Porter, whose father is from Sierra Leone, has spent a lot of time traveling around Haiti and West Africa and has been to many voodoo ceremonies herself. Drawing on personal experience was imperative for her in formulating Dinah’s own rituals.
“Voodoo is a religion, it’s not something that just comes out at Halloween time,” Porter says. “There’s not just one way to be a voodoo priestess. … A voodoo ceremony in Haiti was different…than a voodoo ceremony in Nigeria, than one in South Central.”
While Porter notes that “voodoo came to New Orleans from the slaves coming from Africa,” she decided Dinah’s connection to voodoo would be older than New Orleans because “I was told that Dinah and her energy and her spirit is old.”
Porter admits she and Reddick didn’t have to do anything special in preparation ahead of the scenes to combine their takes on voodoo.

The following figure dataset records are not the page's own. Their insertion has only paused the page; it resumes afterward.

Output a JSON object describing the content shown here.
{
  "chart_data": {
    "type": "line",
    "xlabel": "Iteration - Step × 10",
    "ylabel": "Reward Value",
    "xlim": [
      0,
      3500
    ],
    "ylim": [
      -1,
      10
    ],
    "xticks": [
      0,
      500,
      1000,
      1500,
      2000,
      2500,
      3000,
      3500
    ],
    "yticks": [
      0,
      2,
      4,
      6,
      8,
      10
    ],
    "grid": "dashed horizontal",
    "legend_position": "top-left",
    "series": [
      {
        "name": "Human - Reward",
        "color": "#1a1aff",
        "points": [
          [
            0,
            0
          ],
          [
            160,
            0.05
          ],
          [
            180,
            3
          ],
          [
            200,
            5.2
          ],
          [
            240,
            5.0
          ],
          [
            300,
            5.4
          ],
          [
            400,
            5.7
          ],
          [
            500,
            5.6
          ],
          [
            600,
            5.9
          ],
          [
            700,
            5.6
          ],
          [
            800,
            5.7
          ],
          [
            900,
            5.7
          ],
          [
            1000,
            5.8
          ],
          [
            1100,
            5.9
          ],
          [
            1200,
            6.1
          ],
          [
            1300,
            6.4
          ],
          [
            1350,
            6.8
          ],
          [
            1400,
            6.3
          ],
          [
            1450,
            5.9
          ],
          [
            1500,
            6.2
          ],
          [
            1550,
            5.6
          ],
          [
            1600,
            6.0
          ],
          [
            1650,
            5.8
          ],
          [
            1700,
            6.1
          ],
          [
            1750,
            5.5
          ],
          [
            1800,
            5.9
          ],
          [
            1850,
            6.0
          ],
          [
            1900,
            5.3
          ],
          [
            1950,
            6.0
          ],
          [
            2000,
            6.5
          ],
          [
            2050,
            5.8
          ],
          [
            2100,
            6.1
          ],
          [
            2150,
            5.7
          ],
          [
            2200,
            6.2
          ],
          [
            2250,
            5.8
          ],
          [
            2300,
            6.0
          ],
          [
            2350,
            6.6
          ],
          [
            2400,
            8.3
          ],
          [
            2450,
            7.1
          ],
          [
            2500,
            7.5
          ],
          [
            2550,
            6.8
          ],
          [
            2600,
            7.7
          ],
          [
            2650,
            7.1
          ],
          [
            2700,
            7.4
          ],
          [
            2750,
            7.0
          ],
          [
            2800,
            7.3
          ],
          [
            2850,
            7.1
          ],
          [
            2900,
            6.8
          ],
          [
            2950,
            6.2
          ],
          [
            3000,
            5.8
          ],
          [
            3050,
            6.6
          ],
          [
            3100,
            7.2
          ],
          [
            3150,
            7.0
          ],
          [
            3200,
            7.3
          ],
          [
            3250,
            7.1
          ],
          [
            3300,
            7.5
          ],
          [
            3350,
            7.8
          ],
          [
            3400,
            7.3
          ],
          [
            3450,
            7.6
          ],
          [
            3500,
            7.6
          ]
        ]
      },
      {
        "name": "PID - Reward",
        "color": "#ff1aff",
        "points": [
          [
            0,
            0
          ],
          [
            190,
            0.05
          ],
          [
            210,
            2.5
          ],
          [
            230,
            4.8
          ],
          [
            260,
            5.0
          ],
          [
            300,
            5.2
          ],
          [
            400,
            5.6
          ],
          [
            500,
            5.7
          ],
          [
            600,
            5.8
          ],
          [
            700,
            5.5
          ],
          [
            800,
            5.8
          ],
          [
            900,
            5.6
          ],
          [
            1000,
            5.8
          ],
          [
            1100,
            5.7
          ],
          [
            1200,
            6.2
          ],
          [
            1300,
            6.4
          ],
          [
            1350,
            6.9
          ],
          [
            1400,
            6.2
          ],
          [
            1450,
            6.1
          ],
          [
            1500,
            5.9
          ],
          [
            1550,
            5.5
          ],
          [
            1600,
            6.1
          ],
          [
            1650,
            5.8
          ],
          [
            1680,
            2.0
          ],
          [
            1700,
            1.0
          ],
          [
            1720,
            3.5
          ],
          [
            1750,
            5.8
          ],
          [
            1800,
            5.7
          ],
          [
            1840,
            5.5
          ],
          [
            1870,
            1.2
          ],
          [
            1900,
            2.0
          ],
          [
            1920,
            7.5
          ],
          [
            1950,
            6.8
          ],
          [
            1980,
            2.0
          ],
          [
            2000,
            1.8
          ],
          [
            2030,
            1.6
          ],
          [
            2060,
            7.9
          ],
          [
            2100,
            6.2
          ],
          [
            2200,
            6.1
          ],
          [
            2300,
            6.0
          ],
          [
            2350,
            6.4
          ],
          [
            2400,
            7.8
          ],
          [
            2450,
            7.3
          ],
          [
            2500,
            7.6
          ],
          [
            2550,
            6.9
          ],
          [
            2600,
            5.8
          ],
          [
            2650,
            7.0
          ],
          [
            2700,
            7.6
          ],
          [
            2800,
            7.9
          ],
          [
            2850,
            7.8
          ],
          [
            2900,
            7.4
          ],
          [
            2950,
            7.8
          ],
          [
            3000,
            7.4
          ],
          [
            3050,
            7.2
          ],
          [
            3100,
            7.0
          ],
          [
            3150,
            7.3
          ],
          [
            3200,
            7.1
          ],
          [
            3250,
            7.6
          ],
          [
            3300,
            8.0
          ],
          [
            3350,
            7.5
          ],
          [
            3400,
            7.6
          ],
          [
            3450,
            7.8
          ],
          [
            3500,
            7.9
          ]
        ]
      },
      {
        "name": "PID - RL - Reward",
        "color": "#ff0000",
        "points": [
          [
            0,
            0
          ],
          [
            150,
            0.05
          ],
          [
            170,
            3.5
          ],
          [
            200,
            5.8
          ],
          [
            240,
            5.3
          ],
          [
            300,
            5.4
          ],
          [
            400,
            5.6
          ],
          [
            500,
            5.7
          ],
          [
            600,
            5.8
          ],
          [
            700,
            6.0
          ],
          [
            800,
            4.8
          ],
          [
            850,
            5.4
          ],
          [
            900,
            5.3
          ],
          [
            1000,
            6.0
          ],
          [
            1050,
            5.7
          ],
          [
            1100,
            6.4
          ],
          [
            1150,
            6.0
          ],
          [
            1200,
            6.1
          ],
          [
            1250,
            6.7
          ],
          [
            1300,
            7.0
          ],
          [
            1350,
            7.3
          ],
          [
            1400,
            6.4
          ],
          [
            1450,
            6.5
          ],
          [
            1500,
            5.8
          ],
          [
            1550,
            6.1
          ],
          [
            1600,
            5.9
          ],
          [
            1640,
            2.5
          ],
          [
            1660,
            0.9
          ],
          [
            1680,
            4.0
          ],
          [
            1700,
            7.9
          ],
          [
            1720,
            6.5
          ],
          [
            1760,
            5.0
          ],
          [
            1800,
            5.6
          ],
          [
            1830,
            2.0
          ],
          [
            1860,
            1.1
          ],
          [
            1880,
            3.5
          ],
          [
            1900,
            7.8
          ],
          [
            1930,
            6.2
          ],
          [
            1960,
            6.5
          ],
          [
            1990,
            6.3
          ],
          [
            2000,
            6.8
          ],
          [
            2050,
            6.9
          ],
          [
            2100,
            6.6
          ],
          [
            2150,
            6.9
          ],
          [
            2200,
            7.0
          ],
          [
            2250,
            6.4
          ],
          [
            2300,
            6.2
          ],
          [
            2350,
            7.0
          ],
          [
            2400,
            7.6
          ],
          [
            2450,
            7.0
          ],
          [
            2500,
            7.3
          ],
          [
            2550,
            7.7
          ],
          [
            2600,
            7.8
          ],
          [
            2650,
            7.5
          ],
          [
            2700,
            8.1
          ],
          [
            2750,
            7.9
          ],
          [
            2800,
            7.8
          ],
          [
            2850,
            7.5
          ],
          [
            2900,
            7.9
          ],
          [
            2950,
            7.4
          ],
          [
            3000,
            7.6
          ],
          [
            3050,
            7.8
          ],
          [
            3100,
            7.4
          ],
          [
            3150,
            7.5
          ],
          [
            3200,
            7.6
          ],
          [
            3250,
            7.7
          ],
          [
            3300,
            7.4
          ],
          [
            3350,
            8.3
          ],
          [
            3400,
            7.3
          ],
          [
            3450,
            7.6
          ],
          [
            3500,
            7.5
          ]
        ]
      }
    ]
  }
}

She simply “felt the freedom” to carry out her version because of her experience and trusted the process on set.
Similarly, Porter says the freedom of immersing herself in a completely new character for each season of “Horror Story” excites her more than trying to find parallels between them.
“I want to reveal different parts of myself for people when they’re watching, to forget that’s also the same person who played Beverly Hope [in ‘Cult’], that’s also the same person who played Lettie Mae in ‘True Blood,’ and that’s also Indra from ‘The 100,'” Porter says. “I want [Dinah] to be completely her own person.”
“American Horror Story: Apocalypse” airs Wednesdays at 10 p.m. on FX.